Articles | Volume 11, issue 9
Nat. Hazards Earth Syst. Sci., 11, 2437–2452, 2011
https://doi.org/10.5194/nhess-11-2437-2011
Nat. Hazards Earth Syst. Sci., 11, 2437–2452, 2011
https://doi.org/10.5194/nhess-11-2437-2011

Research article 15 Sep 2011

Research article | 15 Sep 2011

Modelling the extreme precipitation event over Madeira Island on 20 February 2010

T. Luna1, A. Rocha2, A. C. Carvalho3, J. A. Ferreira2, and J. Sousa2 T. Luna et al.
  • 1IDAD The Institute for Environment and Development, Campus Universitario de Santiago 3810-193 Aveiro, Portugal
  • 2Department of Physics, CESAM, University of Aveiro, Campus Universitario de Santiago 3810-193 Aveiro, Portugal
  • 3CENSE, Departament of Science Environmental Engineering, Faculdade de Ciências e Tecnologia, Universidade Nova de Lisboa, 2829-516 Caparica, Portugal

Abstract. In the morning of the 20 February of 2010 an extreme precipitation event occurred over Madeira Island. This event triggered several flash floods and mudslides in the southern parts of the island, resulting in 42 confirmed deaths, 100 injured, and at least 8 people still missing. These extreme weather conditions were associated to a weather frontal system moving northeastwards embedded in a low pressure area centered in the Azores archipelago. This storm was one in a series of such storms that affected Portugal, Spain, Morocco and the Canary islands causing flooding and strong winds.
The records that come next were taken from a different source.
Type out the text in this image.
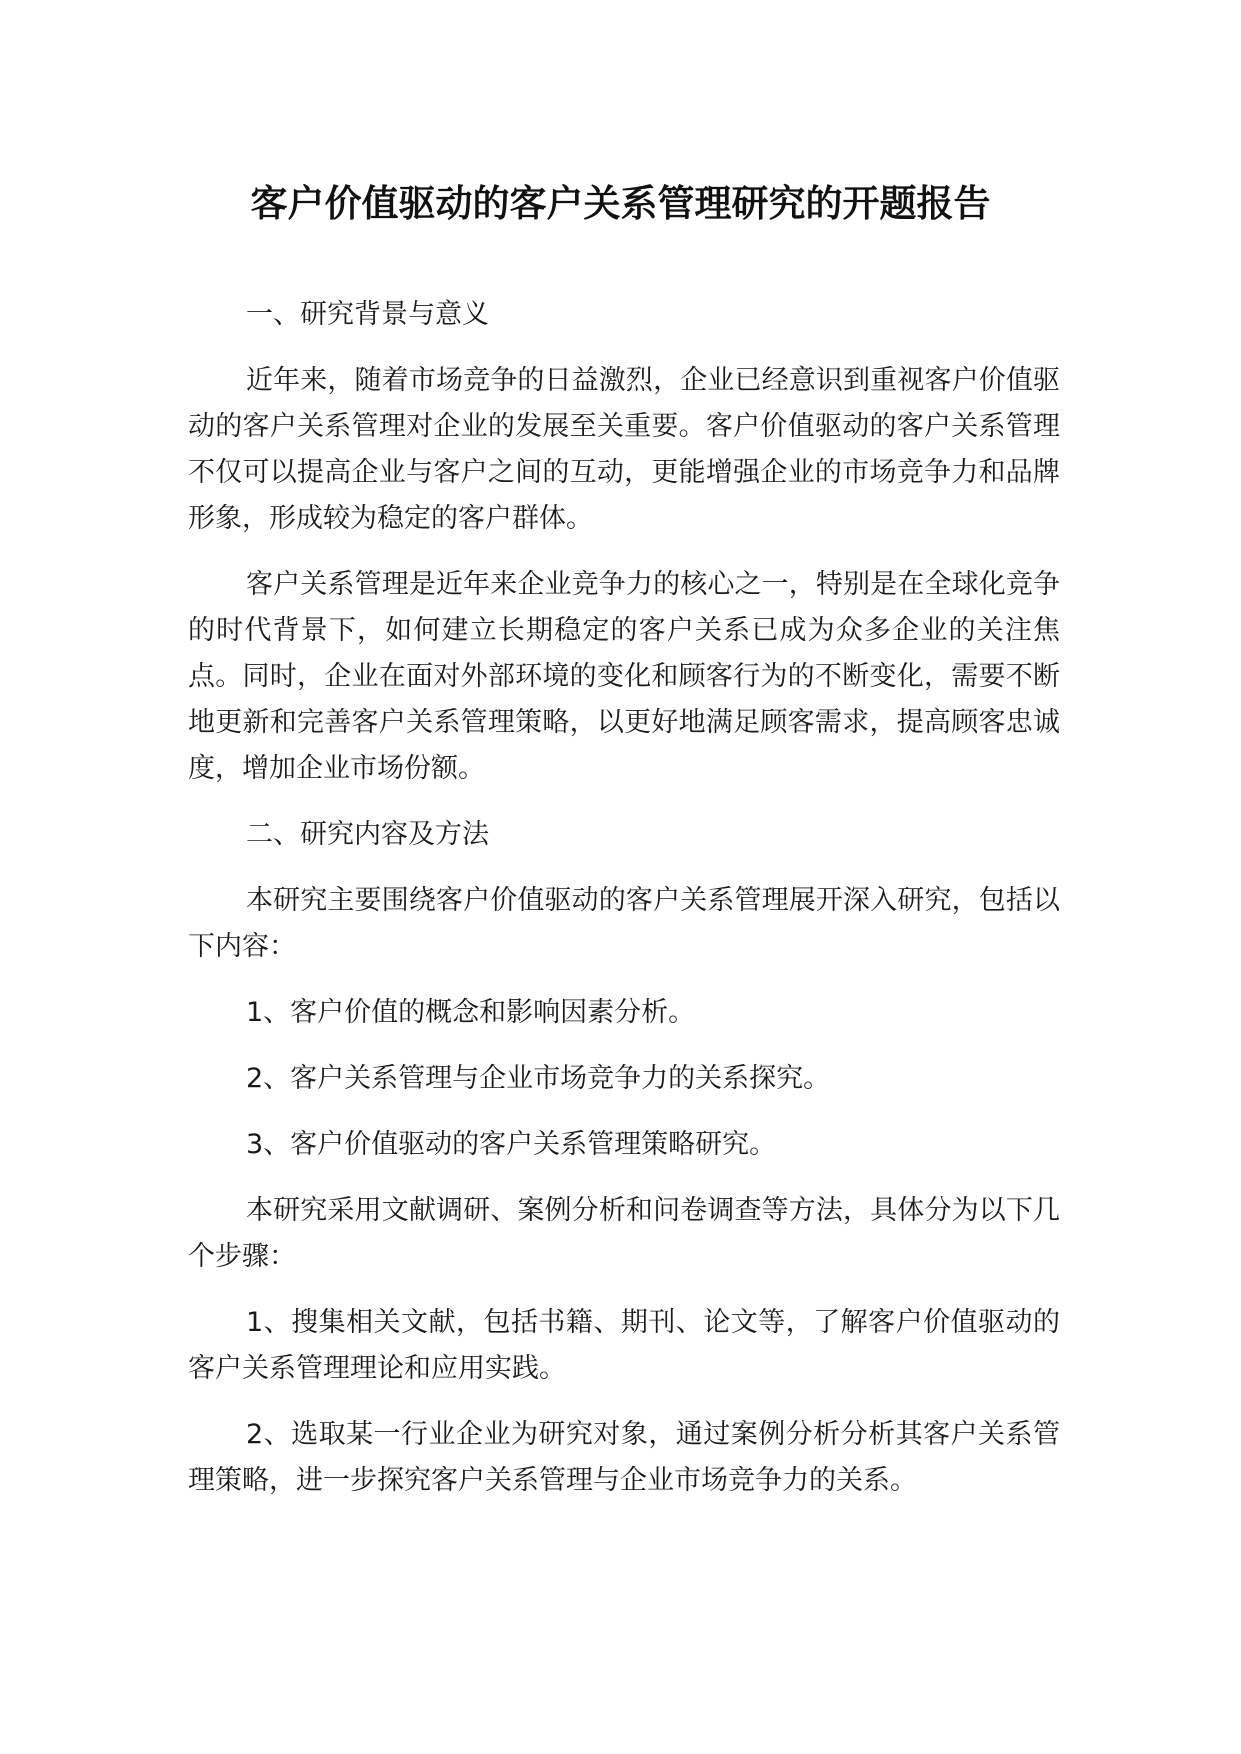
客户价值驱动的客户关系管理研究的开题报告

一、研究背景与意义

近年来，随着市场竞争的日益激烈，企业已经意识到重视客户价值驱动的客户关系管理对企业的发展至关重要。客户价值驱动的客户关系管理不仅可以提高企业与客户之间的互动，更能增强企业的市场竞争力和品牌形象，形成较为稳定的客户群体。

客户关系管理是近年来企业竞争力的核心之一，特别是在全球化竞争的时代背景下，如何建立长期稳定的客户关系已成为众多企业的关注焦点。同时，企业在面对外部环境的变化和顾客行为的不断变化，需要不断地更新和完善客户关系管理策略，以更好地满足顾客需求，提高顾客忠诚度，增加企业市场份额。

二、研究内容及方法

本研究主要围绕客户价值驱动的客户关系管理展开深入研究，包括以下内容：

1、客户价值的概念和影响因素分析。

2、客户关系管理与企业市场竞争力的关系探究。

3、客户价值驱动的客户关系管理策略研究。

本研究采用文献调研、案例分析和问卷调查等方法，具体分为以下几个步骤：

1、搜集相关文献，包括书籍、期刊、论文等，了解客户价值驱动的客户关系管理理论和应用实践。

2、选取某一行业企业为研究对象，通过案例分析分析其客户关系管理策略，进一步探究客户关系管理与企业市场竞争力的关系。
These storms were bolstered by an unusually strong sea surface temperature gradient across the Atlantic Ocean.

In this study, the WRF model is used to evaluate the intensity and predictability of this precipitation extreme event over the island. The synoptic/orographic nature of the precipitation is also evaluated, as well as the sensitivity of the model to horizontal resolution and cumulus parameterization. Orography was found to be the main factor explaining the occurrence, amplitude and phase of precipitation over the Island.